Perusahaan Startup PHK Besar-besaran, Ada Apa ya?

Oleh: Nur Shinta Dewi
Senin, 30 Mei 2022 | 17:16 WIB

 

Kabar pemutusan hubungan kerja (PHK) besar-besaran dari tiga perusahaan startup Indonesia memang cukup mengejutkan. 

Belum lama ini PT Fintek Karya Nusantara (Finarya) atau LinkAja,  Zenius Education,  platform e-commerce JD.ID memberi pernyataan mengejutkan jika perusahaan mereka melakukan PHK terhadap ratusan karyawannya.

Sebelumnya, Perusahaan ecommerce agriculture yang menjual sayuran segar petani Indonesia juga sudah lebih dulu mengabarkan PHK besar-besaran dengan menghentikan semua layanan business to consumers (B2C). 

Manajemen TaniHub mengatakan keputusan tersebut diambil dengan pertimbangan untuk mempertajam fokus dan meningkatkan pertumbuhan melalui kegiatan segmen B2B yang fokus memasok sayuran ke hotel, restoran, catering dan cafe (Horeca), supermarket, hypermarket, dan pasar swalayan.

Dikutip dari Detik Direktur Eksekutif Institute for Development Economics and Finance (INDEF) Tauhid Ahmad mengatakan secara umum PHK ini terjadi karena dua sebab, "Pertama mereka ingin melakukan restrukturisasi karena ada skenario bisnis. Yang kedua, memang pencapaian kinerja lagi kurang bagus sehingga mereka melakukan efisiensi."

Sejumlah pihak beranggapan jika PHK tersebut terjadi karena adanya pergeseran di pasar sejak terjadi sejak beberapa bulan lalu. Startup disebut sedang dalam fase bubble burst atau ledakan gelembung startup. 

Baca juga : Sukses Wirausaha! Tips Milenial dan Gen Z Bersaing di Pasar Global

Dikutip dari Investopedia Bubble atau gelembung adalah siklus ekonomi yang ditandai dengan eskalasi cepat nilai pasar, terutama pada harga aset.
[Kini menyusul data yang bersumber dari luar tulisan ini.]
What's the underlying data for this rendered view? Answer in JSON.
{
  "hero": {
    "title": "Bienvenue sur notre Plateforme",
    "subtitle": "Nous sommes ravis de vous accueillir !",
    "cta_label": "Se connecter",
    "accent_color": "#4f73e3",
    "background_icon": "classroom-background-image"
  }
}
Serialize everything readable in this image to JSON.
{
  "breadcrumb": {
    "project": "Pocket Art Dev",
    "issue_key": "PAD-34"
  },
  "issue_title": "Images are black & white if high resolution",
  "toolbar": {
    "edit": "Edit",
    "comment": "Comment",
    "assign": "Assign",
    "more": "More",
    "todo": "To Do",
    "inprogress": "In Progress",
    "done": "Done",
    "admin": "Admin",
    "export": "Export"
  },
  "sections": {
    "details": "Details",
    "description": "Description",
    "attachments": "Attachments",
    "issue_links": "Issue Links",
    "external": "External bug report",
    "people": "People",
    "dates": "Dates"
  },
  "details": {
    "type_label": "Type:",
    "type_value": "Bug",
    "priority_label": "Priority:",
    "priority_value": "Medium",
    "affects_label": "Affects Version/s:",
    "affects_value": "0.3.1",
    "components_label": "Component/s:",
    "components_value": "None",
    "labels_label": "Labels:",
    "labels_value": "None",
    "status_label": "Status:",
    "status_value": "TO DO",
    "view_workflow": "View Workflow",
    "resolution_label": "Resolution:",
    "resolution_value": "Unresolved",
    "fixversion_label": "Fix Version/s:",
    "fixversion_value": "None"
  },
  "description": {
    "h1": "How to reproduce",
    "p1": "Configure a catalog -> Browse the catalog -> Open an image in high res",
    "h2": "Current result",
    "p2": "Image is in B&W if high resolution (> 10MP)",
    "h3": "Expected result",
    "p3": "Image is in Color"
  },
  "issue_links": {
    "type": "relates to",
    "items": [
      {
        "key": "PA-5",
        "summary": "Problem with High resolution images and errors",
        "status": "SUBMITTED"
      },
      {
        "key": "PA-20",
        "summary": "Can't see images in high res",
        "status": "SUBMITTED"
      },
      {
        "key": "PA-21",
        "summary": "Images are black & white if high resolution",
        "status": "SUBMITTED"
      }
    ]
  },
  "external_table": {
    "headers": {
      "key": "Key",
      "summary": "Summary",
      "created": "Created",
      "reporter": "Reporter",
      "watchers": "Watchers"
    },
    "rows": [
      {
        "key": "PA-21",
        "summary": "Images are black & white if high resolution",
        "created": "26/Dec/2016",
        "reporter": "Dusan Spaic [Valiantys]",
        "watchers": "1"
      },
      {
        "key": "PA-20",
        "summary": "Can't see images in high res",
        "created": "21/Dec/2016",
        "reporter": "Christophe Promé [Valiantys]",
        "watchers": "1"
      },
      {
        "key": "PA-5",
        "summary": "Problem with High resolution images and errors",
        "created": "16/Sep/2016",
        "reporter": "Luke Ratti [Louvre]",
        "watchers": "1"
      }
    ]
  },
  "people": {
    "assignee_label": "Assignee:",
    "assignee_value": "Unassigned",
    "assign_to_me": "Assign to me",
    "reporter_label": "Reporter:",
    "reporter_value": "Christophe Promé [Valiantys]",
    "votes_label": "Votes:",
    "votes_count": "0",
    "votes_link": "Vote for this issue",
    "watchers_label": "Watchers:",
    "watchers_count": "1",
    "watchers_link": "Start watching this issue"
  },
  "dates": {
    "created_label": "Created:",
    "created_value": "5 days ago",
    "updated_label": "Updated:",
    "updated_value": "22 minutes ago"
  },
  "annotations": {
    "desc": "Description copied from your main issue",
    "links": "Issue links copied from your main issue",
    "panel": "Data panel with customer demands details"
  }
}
Inflasi yang cepat ini diikuti oleh penurunan nilai yang cepat atau kontraksi, yang kadang-kadang disebut sebagai ledakan gelembung atau bubble burst. 

Jika menurut Direktur Center of Economic and Law Studies (Celios) Bhima Yudhistira mengatakan, setidaknya terdapat empat penyebab utama perusahaan rintisan ramai-ramai melakukan PHK terhadap karyawannya karena bubble burst. 

Pertama, produk yang kalah bersaing, sehingga kehilangan pangsa pasar atau market share secara signifikan, mengingat saat ini startup terus bermunculan. 

Kedua, perusahaan rintisan dinilai mulai kesulitan mencari pendanaan baru akibat investor lebih selektif memilih perusahaan. "Faktor makro ekonomi secara global penuh ketidakpastian, sehingga investor menghindari pembelian saham startup yang persepsi risikonya tinggi," kata Bhima.

Ketiga, Bhima menilai, pasar mulai jenuh dan sangat sensitif terhadap promo dan diskon, di mana jika aplikasi tidak memberikan diskon maka pengguna akan menurun drastis. 

Terakhir, dengan semakin meredanya penyebaran Covid-19, aktivitas masyarakat kembali pulih, sehingga saat ini transaksi tidak hanya dilakukan secara daring saja.

Baca juga : Tiga Keahlian Wajib Di Masa Depan

Jika menurut Rudiantara Ketua Dewan Pengawas Asosiasi Fintech Indonesia, pada umumnya Startup tidak semuanya bisa sukses di awal karir mereka. Ada sekitar 10% startup digital yang tidak bisa melewati tahun pertama, sedangkan 90% lainnya tidak bisa melewati 5 tahun selanjutnya.

Angka 10% yang berhasil melewati 5 tahun itu, sudah dianggap cukup bagus baginya. Angka ini jauh lebih tinggi dibandingkan dengan 5-6 tahun yang lalu, yang angkanya hanya 5%. Itu juga belum ada jaminan kalau startup yang bisa melewati 5 tahun pertama nya bisa menjadi sukses.